A vida de luxo, os crimes e a nebulosa morte do super amigo de Donald Trump

Epstein nos bons tempos de dinheiro e poder

Era uma vez um homem inteligente, bonitão e bom vivant que se aventurou pela mundo dos investimentos e ficou bilionário. Bilionário ao ponto de seu banco de investimentos não aceitar clientes com contas inferiores a 500 milhões de dólares.

O dinheiro levou a amizades com poderosos, entre eles o casal Clinton, com quem dividiu viagens de luxo mas, especialmente, Donald Trump, também bilionário e hoje presidente dos Estados. Com Trump, compartilharam festas, iates e, como disse em outros tempos o próprio Trump, o gosto por mulheres mais jovens.

Trump também disse que seu amigo “era um cara ótimo”. O que Trump não disse sobre o amigo, ou talvez não soubesse, é que ele gostava de mulheres muito jovens, adolescentes, crianças. Que se tornaram adultas, botaram a boca no trombone e acabaram com a boa vida de Jeffrey Epstein.

Em seis de julho, Epstein foi preso pela polícia dos Estados Unidos acusado de tráfico sexual de menores e de conspiração criminosa para traficar menores para explorá-los sexualmente, duas acusações passíveis de punição de até 45 anos de prisão.

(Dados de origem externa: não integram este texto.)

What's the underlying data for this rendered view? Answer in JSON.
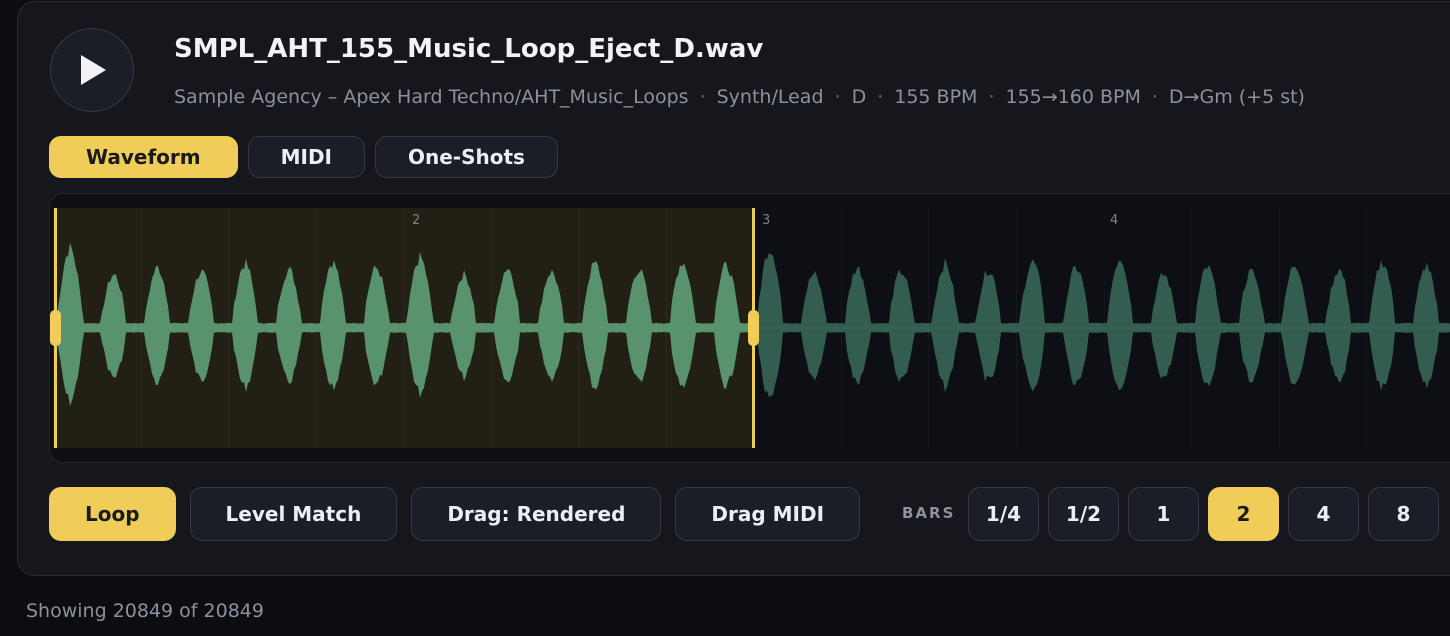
{
  "sample": {
    "filename": "SMPL_AHT_155_Music_Loop_Eject_D.wav",
    "meta": [
      "Sample Agency – Apex Hard Techno/AHT_Music_Loops",
      "Synth/Lead",
      "D",
      "155 BPM",
      "155→160 BPM",
      "D→Gm (+5 st)"
    ],
    "meta_separator": "·"
  },
  "tabs": [
    {
      "label": "Waveform",
      "active": true
    },
    {
      "label": "MIDI",
      "active": false
    },
    {
      "label": "One-Shots",
      "active": false
    }
  ],
  "waveform": {
    "bar_markers": [
      "2",
      "3",
      "4"
    ],
    "loop_region_bars": [
      1,
      3
    ],
    "colors": {
      "loop_bg": "#221f14",
      "wave_in_loop": "#5f9e78",
      "wave_outside": "#3b6b5a",
      "handle": "#f0cd58"
    }
  },
  "controls": [
    {
      "label": "Loop",
      "active": true
    },
    {
      "label": "Level Match",
      "active": false
    },
    {
      "label": "Drag: Rendered",
      "active": false
    },
    {
      "label": "Drag MIDI",
      "active": false
    }
  ],
  "bars": {
    "label": "BARS",
    "options": [
      {
        "label": "1/4",
        "active": false
      },
      {
        "label": "1/2",
        "active": false
      },
      {
        "label": "1",
        "active": false
      },
      {
        "label": "2",
        "active": true
      },
      {
        "label": "4",
        "active": false
      },
      {
        "label": "8",
        "active": false
      }
    ]
  },
  "footer": {
    "status": "Showing 20849 of 20849"
  },
  "theme": {
    "accent": "#f0cd58",
    "panel": "#15171d",
    "background": "#0c0d11"
  }
}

Epstein e Trump: o presidente agora tenta se afastar da imagem do amigo morto

Segundo a acusação, ele teria levado menores de idade, algumas delas com apenas 14 anos, para suas residências em Manhattan e em Palm Beach, na Flórida, entre 2002 e 2005, “para participar de atos sexuais com ele, depois dos quais lhes dava centenas de dólares em dinheiro”.

Epstein ficou detido por 40 dias na prisão de segurança máxima MMC de Manhattan, a mesma onde ficou detido o mega-traficante El Chapo Gusman. Em 10 de agosto, a vida do bilionário, bonitão e criminoso chegou ao fim. Ele foi encontrado morto em sua cela, supostamente tendo se suicidado por enforcamento.

Além do rastro de crimes, Epstein deixou uma fortuna avaliada em cinco bilhões de dólares, que inclui uma mega fazenda no Novo México, mansões em Palm Beach e estações de esqui na Europa e uma casa gigantesca em Nova York, onde parte de seus crimes eram cometidos.

Epstein depois da prisão: vergonha e suicídio

As ações civis das vítimas não morrem com o autor dos crimes e resta ainda a esperança de, pelo menos, serem indenizadas pelos abusos que sofreram.